Iya, memang betul bahwa waktu tak dapat dipercepat, takdir pun seprti itu. Tapi maaf, kau ternyata lupa bahwa waktu dan takdir tak bisa memberimu aba-aba atau sedikitpun isyarat bahwa itulah saat yang tepat untuk mengambil tindakan dan keputusan, apalagi memberimu kepastian bahwa di titik itulah saat yang tepat untuk melakukan apa yang seharusnya kau kehendaki. Kau lupa bahwa waktu dan takdir selalu bisu dalam urusan apa saja. Kita lah yang harus membuat momentum, bukan waktu ataupun takdir, apalagi kita berlaku pasrah pada keduanya. Jadi bagaimana ?, apakah kau kan ikut bisu kali ini ?, seperti senja yang juga datang dan pergi dengan kebisuan.

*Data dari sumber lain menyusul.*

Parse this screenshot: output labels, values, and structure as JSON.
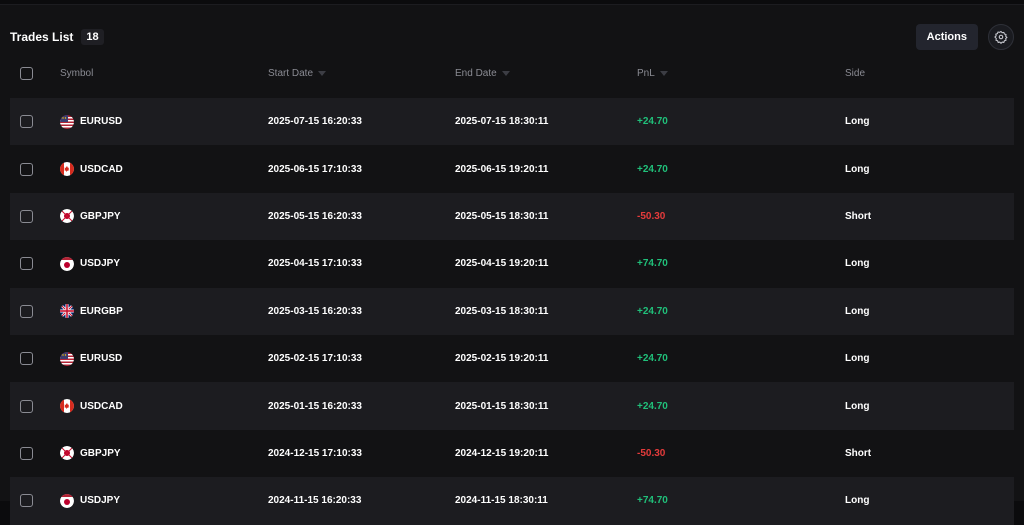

Senja itu juga bisu, kataku. Kau hanya diam tak bicara apa-apa. Kau terus sibuk dengan hitunganmu, pada tiap-tiap perulangan yang di dalamnya terserak kenangan. Pecahan-pecahan masa lalu yang berserakan dan kau susun di kepalamu terus kau hitung jumlahnya sehingga membuatmu lupa bahwa kau sedang hidup hari ini. Kau terus berhitung, apakah kau lupa bahwa apa yang terjadi hari ini akan menjadi pecahan takdir di masa yang akan datang !?.
*******
Aku mengerti dengan segala kemarahanmu padaku, sore itu, di bawah sinar langit merah-jingga yang kau sebut itu senja, kau mengajakku menikah tapi aku menimpali dengan banyak kata-kata dan ribuan pertanyaan, dan kau merasa jengah dengan segala tingkahku, kita terus berdebat hingga malam tiba, lalu kau tiba-tiba diam sekian menit lamanya, menghela nafas panjang kemudian pergi. Sejak saat itu kau tak pernah kembali lagi padaku.

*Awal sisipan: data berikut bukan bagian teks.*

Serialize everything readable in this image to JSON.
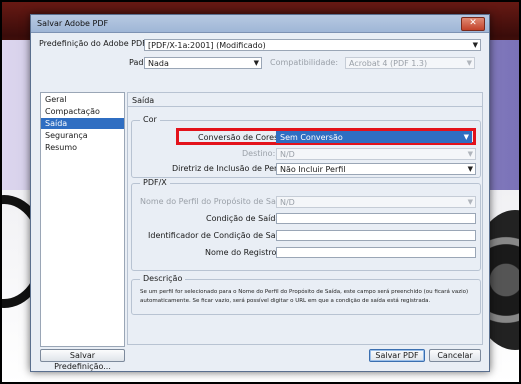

Bagimu kecerewatanku saat itu adalah api yang sengaja aku sulut dan membuatmu terbakar, hubungan kita pun ikut terbakar, segalanya terbakar, bahkan lembaran-lembaran kenangan kita ikut terbakar, dan kau terus mengutukku bahwa itu salahku. Sejak saat itu kau tak pernah kembali walau sekedar untuk memadamkannya. Seperti itukah peristiwa perpindahan terakhir yang kau ingin tunjukkan padaku ?, dan kau sebut itu sebagai senja terakhir.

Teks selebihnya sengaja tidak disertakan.